Pozytywne myślenie nie stanowi jednak panaceum na wszystkie bolączki. Chociaż pomaga wcielić w życie różne plany i daje napęd do działania, nie jest czynnikiem decydującym o odniesieniu sukcesu. W tym przypadku znacznie ważniejsze są kompetencje, wiedza czy wsparcie społeczne. W pewnych okolicznościach optymizm może być nawet szkodliwy. Dowiedli tego naukowcy z Uniwersytetu Kalifornijskiego, którzy wykazali, że popularna technika wizualizacji sukcesu jest nieskuteczna, jeżeli koncentruje się na rezultacie działania (np. świętowaniu zdanej sesji), a nie na kolejnych etapach realizacji zadania (tj. przygotowaniu do egzaminów).
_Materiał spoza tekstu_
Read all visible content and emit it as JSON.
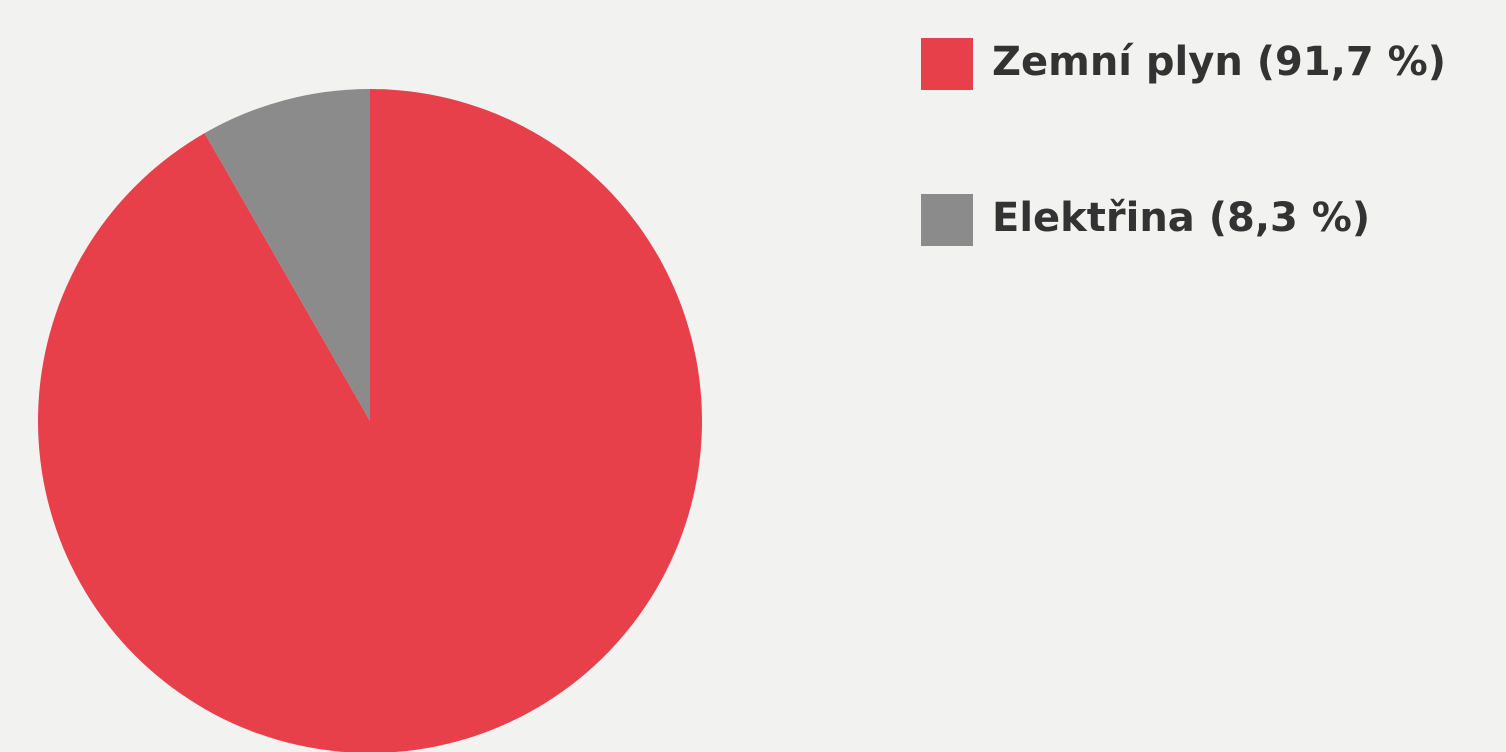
{
  "chart_data": {
    "type": "pie",
    "categories": [
      "Zemní plyn (91,7 %)",
      "Elektřina (8,3 %)"
    ],
    "values": [
      91.7,
      8.3
    ],
    "colors": [
      "#e8404b",
      "#8c8b8b"
    ]
  }
}
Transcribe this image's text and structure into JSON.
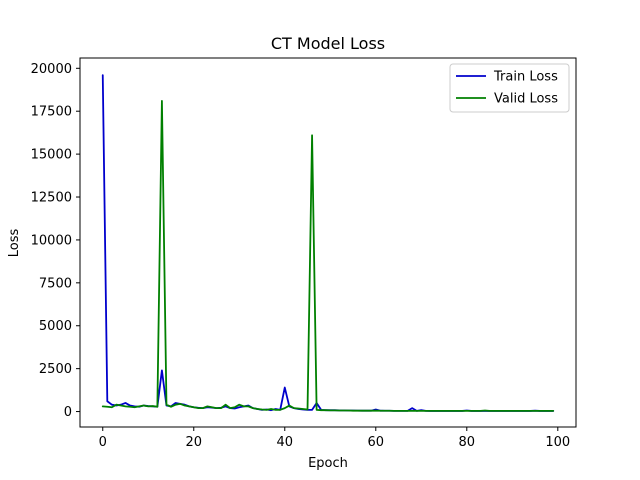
{
  "chart_data": {
    "type": "line",
    "title": "CT Model Loss",
    "xlabel": "Epoch",
    "ylabel": "Loss",
    "xlim": [
      -5,
      104
    ],
    "ylim": [
      -900,
      20600
    ],
    "xticks": [
      0,
      20,
      40,
      60,
      80,
      100
    ],
    "yticks": [
      0,
      2500,
      5000,
      7500,
      10000,
      12500,
      15000,
      17500,
      20000
    ],
    "grid": false,
    "legend_position": "top-right",
    "x": [
      0,
      1,
      2,
      3,
      4,
      5,
      6,
      7,
      8,
      9,
      10,
      11,
      12,
      13,
      14,
      15,
      16,
      17,
      18,
      19,
      20,
      21,
      22,
      23,
      24,
      25,
      26,
      27,
      28,
      29,
      30,
      31,
      32,
      33,
      34,
      35,
      36,
      37,
      38,
      39,
      40,
      41,
      42,
      43,
      44,
      45,
      46,
      47,
      48,
      49,
      50,
      51,
      52,
      53,
      54,
      55,
      56,
      57,
      58,
      59,
      60,
      61,
      62,
      63,
      64,
      65,
      66,
      67,
      68,
      69,
      70,
      71,
      72,
      73,
      74,
      75,
      76,
      77,
      78,
      79,
      80,
      81,
      82,
      83,
      84,
      85,
      86,
      87,
      88,
      89,
      90,
      91,
      92,
      93,
      94,
      95,
      96,
      97,
      98,
      99
    ],
    "series": [
      {
        "name": "Train Loss",
        "color": "#0000cc",
        "values": [
          19600,
          600,
          400,
          350,
          400,
          500,
          350,
          300,
          280,
          350,
          320,
          300,
          280,
          2400,
          350,
          300,
          500,
          450,
          400,
          300,
          250,
          220,
          200,
          250,
          230,
          200,
          220,
          300,
          200,
          180,
          250,
          300,
          350,
          200,
          150,
          100,
          120,
          80,
          150,
          100,
          1400,
          300,
          200,
          150,
          120,
          100,
          100,
          500,
          100,
          80,
          80,
          80,
          70,
          70,
          60,
          60,
          55,
          50,
          50,
          50,
          120,
          50,
          45,
          45,
          40,
          40,
          40,
          40,
          200,
          40,
          80,
          40,
          35,
          35,
          35,
          35,
          35,
          35,
          35,
          35,
          60,
          35,
          35,
          35,
          35,
          40,
          35,
          35,
          35,
          35,
          35,
          35,
          35,
          35,
          35,
          50,
          35,
          35,
          35,
          35
        ]
      },
      {
        "name": "Valid Loss",
        "color": "#008000",
        "values": [
          300,
          280,
          250,
          400,
          350,
          300,
          280,
          250,
          300,
          350,
          300,
          320,
          280,
          18100,
          400,
          280,
          400,
          450,
          350,
          300,
          250,
          200,
          200,
          300,
          250,
          200,
          200,
          400,
          200,
          250,
          400,
          300,
          300,
          200,
          150,
          120,
          100,
          150,
          100,
          100,
          200,
          350,
          200,
          180,
          150,
          120,
          16100,
          100,
          80,
          80,
          70,
          70,
          60,
          60,
          60,
          50,
          50,
          50,
          50,
          50,
          50,
          45,
          45,
          45,
          40,
          40,
          40,
          40,
          40,
          40,
          40,
          40,
          40,
          40,
          40,
          40,
          40,
          40,
          40,
          40,
          40,
          40,
          40,
          40,
          60,
          40,
          40,
          40,
          40,
          40,
          40,
          40,
          40,
          40,
          40,
          40,
          40,
          40,
          40,
          40
        ]
      }
    ]
  }
}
Wyobrażanie sobie wyłącznie nagrody czekającej u kresu drogi skutkuje wrażeniem, że cel już został osiągnięty, co demotywuje. Pozytywne myślenie staje się więc groźne zwłaszcza wtedy, gdy zmienia się w myślenie życzeniowe lub magiczne przekonanie, że zmiany w życiu dokonają się same – wystarczy o nich pomyśleć. Badacze z Uniwersytetu Ontario sugerują również, że entuzjastyczne autoafirmacje (np. „jestem inteligentny", „czeka mnie cudowny dzień") pomagają wyłącznie osobom… z wysoką samooceną. Osoby z niskim poczuciem własnej wartości doświadczają bowiem dysonansu, czyli niezgodności pomiędzy treścią komunikatu a wewnętrznym przekonaniem na swój temat. W efekcie czują się jeszcze bardziej przygnębione. Podobny efekt zaobserwowali naukowcy z Michigan, którzy stwierdzili, że skierowana do pesymistów prośba o redukcję negatywnych emocji (np. w postaci komunikatu „myśl pozytywnie, wszystko będzie dobrze") działa na nich odwrotnie, nasilając odczuwane napięcie i potęgując zły nastrój.
SZCZĘŚCIE JAK CEBULA
Psycholog prof. Janusz Czapiński uważa, że poczucie szczęścia przypomina cebulę. Na jej wewnętrzną warstwę składa się podstawowa wola przetrwania, stanowiąca źródło optymizmu i nadziei. Warstwa środkowa zależy od ogólnej satysfakcji z życia, a zewnętrzna od zadowolenia z jego konkretnych aspektów, np. relacji z małżonkiem lub statusu materialnego. Oznacza to, że optymizm i dobre samopoczucie czerpiemy z własnego wnętrza, natomiast o przygnębieniu i utracie nadziei decydują czynniki zewnętrzne, takie jak brak pracy czy choroba.